Egypt Initiating Major Campaign Against Sinai Islamists

CAIRO (Reuters) —
An armored Israeli military vehicle drives along Israel’s border with Egypt’s Sinai peninsula. (Reuters/Amir Cohen/File)

Egypt on Friday launched a major security operation involving the army and police against “terrorist and criminal elements and organisations” across the country, the army spokesman said.

The army spokesman said the operation covers areas in Sinai, the Delta and the Western Desert and it follows a three-month deadline set by President Abdel-Fattah al-Sisi to crush a years-long Islamist insurgency.

“The law enforcement forces began this morning implementing the comprehensive confrontation against the terrorist and criminal elements and organisations in northern and central Sinai,” an army spokesman said in a statement.

The army spokesman said the operation will involve operational and training maneuvers to tighten state control on the country’s crossing points with neighboring countries, and urged full cooperation with the law enforcement forces involved in the operation.

A state of emergency was declared a in northern Sinai, a report in Arab media said Friday.
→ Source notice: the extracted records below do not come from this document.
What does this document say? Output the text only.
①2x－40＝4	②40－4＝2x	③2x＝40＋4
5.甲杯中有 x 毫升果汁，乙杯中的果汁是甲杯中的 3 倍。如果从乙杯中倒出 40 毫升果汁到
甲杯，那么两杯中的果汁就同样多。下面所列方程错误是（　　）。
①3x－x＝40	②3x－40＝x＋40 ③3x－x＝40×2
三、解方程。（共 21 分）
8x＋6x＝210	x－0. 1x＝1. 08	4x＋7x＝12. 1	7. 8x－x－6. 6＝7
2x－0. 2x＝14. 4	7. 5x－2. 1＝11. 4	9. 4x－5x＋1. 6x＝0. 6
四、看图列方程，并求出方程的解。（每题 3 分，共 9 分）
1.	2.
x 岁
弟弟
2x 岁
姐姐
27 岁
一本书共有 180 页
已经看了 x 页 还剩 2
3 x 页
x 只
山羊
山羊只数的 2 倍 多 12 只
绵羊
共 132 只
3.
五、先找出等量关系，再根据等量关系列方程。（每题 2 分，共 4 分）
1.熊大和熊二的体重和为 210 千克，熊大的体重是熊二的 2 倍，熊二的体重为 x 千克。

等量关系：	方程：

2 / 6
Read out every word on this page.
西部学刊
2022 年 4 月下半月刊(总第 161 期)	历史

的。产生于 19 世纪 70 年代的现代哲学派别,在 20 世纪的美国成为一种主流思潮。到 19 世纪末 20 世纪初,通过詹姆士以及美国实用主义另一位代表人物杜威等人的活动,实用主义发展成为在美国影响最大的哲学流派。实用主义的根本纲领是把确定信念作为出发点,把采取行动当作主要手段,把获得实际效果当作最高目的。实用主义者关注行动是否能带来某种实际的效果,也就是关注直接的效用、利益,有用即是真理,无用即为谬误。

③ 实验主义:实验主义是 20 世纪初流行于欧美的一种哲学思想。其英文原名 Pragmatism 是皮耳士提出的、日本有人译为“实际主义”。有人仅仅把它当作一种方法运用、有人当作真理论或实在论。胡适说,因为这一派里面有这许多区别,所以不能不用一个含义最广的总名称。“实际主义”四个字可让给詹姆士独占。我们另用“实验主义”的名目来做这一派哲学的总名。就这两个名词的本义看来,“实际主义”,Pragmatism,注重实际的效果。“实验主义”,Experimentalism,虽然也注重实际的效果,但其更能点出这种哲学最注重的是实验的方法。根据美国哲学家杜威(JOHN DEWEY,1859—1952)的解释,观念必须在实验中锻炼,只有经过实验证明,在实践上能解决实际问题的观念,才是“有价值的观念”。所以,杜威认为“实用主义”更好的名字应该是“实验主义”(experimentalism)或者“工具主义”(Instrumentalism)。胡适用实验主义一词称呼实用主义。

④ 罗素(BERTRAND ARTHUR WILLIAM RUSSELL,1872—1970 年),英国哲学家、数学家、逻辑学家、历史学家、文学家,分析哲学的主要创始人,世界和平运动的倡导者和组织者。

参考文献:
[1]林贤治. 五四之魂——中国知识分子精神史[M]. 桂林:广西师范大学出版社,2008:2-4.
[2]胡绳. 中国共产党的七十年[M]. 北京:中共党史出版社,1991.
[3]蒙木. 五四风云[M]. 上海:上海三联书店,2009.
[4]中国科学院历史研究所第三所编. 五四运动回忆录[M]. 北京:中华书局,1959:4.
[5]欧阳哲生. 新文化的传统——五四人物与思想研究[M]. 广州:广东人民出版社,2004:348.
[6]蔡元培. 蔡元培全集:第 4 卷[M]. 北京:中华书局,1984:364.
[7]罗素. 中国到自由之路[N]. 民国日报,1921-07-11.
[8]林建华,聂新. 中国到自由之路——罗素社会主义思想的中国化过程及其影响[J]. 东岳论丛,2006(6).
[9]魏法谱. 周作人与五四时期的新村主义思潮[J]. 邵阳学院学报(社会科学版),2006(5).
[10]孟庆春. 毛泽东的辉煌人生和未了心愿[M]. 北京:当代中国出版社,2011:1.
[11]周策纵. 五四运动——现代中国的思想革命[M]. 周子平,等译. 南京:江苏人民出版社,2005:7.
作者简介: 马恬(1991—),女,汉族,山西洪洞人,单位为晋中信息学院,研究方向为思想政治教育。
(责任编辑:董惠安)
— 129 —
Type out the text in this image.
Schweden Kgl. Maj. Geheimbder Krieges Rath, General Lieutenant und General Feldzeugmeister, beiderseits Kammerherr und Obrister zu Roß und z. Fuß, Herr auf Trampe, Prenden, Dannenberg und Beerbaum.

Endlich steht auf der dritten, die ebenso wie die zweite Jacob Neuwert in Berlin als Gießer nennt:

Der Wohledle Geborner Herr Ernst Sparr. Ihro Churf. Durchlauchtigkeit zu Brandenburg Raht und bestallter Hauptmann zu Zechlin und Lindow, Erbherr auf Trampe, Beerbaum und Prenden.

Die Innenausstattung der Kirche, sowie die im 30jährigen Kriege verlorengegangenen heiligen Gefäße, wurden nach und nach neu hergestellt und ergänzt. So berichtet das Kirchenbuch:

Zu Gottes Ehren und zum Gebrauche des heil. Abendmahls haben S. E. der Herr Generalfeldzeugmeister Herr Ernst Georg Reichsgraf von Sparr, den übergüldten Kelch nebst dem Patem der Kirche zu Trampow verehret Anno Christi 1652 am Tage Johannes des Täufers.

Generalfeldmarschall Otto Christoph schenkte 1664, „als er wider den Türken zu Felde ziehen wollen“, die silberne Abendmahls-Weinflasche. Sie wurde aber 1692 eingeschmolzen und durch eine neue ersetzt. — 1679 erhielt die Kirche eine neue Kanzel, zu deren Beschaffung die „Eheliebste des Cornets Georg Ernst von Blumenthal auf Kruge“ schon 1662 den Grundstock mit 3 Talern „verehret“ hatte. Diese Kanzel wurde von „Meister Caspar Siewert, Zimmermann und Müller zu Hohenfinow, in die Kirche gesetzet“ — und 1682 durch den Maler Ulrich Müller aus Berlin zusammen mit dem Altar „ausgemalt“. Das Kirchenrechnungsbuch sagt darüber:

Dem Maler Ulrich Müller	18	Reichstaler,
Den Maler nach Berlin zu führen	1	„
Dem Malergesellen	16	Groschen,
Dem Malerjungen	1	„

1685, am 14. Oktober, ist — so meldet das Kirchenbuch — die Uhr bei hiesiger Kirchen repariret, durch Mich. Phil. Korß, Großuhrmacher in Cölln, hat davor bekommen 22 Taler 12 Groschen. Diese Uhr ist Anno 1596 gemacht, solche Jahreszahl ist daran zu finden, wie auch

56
According to the report, hospitals in the area were instructed to prepare for the possibility of receiving large numbers of injured, and dozens of ambulances have been sent from Egypt into Sinai.

Many beds have been cleared in local hospitals, and leave for security personnel serving in the area has been canceled. Doctors, pharmacists, and other medical professionals are also being asked to work over the weekend. Witnesses said that the Ahmad Hamadi tunnel, the only traffic route from Egypt to Sinai, has been closed. Roads north of Islamiya, which is in central Sinai, have been closed.

Residents reported hearing extensive air activities above the Suez Canal city of Ismailia, which is close to the area of operations in northern and central Sinai. Witnesses have also reported that large numbers of military vehicles have crossed into Sinai.

Security forces have for years battled an Islamic State insurgency in North Sinai that has killed hundreds of soldiers and police. The terrorists have expanded their targets to include civilians over the last year or so.

Egypt earlier this week rejected a report in The New York Times that Israel has been staging attacks in Sinai on behalf of Cairo against Islamist groups. According to the report, the attacks were approved by Egyptian President Abdel Fattah al-Sisi, and the report was confirmed by several senior security officials in the U.S. and Britain. The Egyptians have kept the matter quiet in order not to raise the ire of extremists in the country, and the Israeli military censor has kept the attacks out of the news in Israel altogether.

Egyptian Army spokesperson Col. Ta’amar Afrahi told a Cairo newspaper that Egypt alone was responsible for the security of Sinai, and was fighting terrorism there without the help of any other country. “We are the only ones fighting terror, and we have had great success,” he was quoted as saying. Afrahi said that he had contacted other Egyptian media outlets and asked them not to “spread unreliable stories” that have not been verified by the military.